L’avatar di una persona straordinaria

L’ha chiamata con il nome della figlia, ma sarebbe stato molto più onesto darle il suo nome. Perché il giocattolo messo sul mercato sessant’anni fa dalla Mattel, null’altro era che l’avatar (per dirla con un termine di oggi) della sua creatrice Ruth Marianna Mosko in Handler (1916-2002), una riproduzione in plastica di questa donna e del suo corredo di sogni, aspirazioni e certezze che prima di essere trasferite alla sinuosa bambola, ha sperimentato in prima persona. L’immagine di donna brillante, colta intraprendente ed emancipata suggerita nel corso degli anni da Barbie attraverso i suoi mille look e mestieri – il più delle volte lontanissimi ed in antitesi con l’immagine della donna «angelo del focolare» che andava per la maggiore negli USA ma anche in Europa – non era infatti un sogno, ma l’incitamento lanciato da una donna che un simile percorso l’aveva compiuto.

Una donna che in un’epoca in cui le presenze femminili nei consigli di amministrazione erano limitate al servire il caffè, era riuscita ad arrivare a capo di una importante società, pilotandola in scelte controcorrenti e rivoluzionarie, guidate da quell’intuizione femminile che altrove veniva ignorata. Che in anni in cui conciliare maternità e carriera era considerato impossibile, era riuscita nell’intento, sottolineando questo suo doppio ruolo proprio attraverso l’imposizione dei nomi dei figli (Barbara e Kenneth) ai due prodotti di punta della sua impresa. E che in un periodo in cui affrontare il tema dell’abbattimento delle barriere che separavano i sessi e le etnie era difficile, non aveva esitato a farlo senza preoccuparsi delle censure, dei boicottaggi, delle conseguenze economiche che queste prese di posizione avrebbero potuto causare.

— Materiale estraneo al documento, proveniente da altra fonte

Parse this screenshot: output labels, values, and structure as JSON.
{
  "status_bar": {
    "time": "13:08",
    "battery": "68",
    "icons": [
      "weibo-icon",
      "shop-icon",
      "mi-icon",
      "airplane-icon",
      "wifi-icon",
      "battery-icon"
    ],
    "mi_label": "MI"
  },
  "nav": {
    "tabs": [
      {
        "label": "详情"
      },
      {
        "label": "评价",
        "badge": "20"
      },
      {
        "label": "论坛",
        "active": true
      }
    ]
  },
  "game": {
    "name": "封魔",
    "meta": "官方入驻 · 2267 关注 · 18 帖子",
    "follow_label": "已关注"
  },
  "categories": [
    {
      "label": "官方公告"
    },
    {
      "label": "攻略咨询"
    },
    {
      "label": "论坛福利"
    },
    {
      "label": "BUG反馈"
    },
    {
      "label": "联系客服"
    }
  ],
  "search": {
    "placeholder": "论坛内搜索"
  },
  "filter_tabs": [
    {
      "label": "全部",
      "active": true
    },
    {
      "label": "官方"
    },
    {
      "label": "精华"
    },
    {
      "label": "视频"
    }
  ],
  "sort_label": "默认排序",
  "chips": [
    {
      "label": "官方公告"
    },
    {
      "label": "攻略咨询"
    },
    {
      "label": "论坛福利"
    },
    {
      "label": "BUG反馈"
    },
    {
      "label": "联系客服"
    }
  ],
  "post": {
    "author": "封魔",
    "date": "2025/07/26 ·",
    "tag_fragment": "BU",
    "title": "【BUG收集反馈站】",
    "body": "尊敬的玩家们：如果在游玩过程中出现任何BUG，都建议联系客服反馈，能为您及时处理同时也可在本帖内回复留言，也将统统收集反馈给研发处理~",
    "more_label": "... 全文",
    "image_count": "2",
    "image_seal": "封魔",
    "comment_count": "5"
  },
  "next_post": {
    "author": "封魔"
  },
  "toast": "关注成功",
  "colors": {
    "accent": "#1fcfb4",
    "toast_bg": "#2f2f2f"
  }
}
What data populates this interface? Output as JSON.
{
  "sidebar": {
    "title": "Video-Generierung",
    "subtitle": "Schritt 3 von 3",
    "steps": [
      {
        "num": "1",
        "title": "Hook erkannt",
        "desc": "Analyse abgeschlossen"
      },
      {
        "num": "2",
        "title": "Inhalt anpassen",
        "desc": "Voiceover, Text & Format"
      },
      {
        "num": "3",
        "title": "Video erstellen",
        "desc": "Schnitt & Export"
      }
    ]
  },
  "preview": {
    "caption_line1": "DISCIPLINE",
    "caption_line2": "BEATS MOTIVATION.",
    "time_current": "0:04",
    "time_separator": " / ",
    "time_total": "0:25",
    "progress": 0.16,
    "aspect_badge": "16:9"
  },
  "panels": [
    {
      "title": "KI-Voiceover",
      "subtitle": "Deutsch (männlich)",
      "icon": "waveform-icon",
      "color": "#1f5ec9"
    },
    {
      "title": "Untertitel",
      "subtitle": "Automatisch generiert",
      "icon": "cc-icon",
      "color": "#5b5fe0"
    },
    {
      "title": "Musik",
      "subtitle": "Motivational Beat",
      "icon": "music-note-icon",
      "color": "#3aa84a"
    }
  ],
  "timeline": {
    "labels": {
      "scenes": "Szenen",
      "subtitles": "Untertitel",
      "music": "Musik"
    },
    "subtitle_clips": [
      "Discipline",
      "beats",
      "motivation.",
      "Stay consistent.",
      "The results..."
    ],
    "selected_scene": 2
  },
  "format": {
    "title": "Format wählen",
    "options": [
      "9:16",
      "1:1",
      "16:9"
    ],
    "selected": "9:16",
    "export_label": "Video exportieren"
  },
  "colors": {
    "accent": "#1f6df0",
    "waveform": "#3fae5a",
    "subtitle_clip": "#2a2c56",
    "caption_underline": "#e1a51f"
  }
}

Dalla creazione della Barbie astronauta e/o chirurga che nei primi anni Sessanta cercava di instillare nelle bambine il concetto che potevano ambire a professioni in quel momento tabù per le donne, alla prima bambola di colore con la quale, nel 1968, diede un contributo alla lotta contro la segregazione razziale; dalla Barbie presidente che nel 1992 lanciò l’idea di una donna alla Casa Bianca, alle recenti bambole ispirate a figure iconiche dell’universo femminile, Ruth Handler – e chi ha continuato il suo lavoro alla Mattel – non ha mai cessato di far passare, attraverso il gioco, il concetto che le donne sono da mettere sullo stesso piano degli uomini, che possono e debbono ambire a tutti i ruoli all’interno della società, senza per questo dover sacrificare le loro caratteristiche e le loro peculiarità. Un discorso, insomma, più femminista di quelli delle tante femministe che in questi decenni hanno osteggiato quello che, invece, avrebbe dovuto essere un esempio da seguire.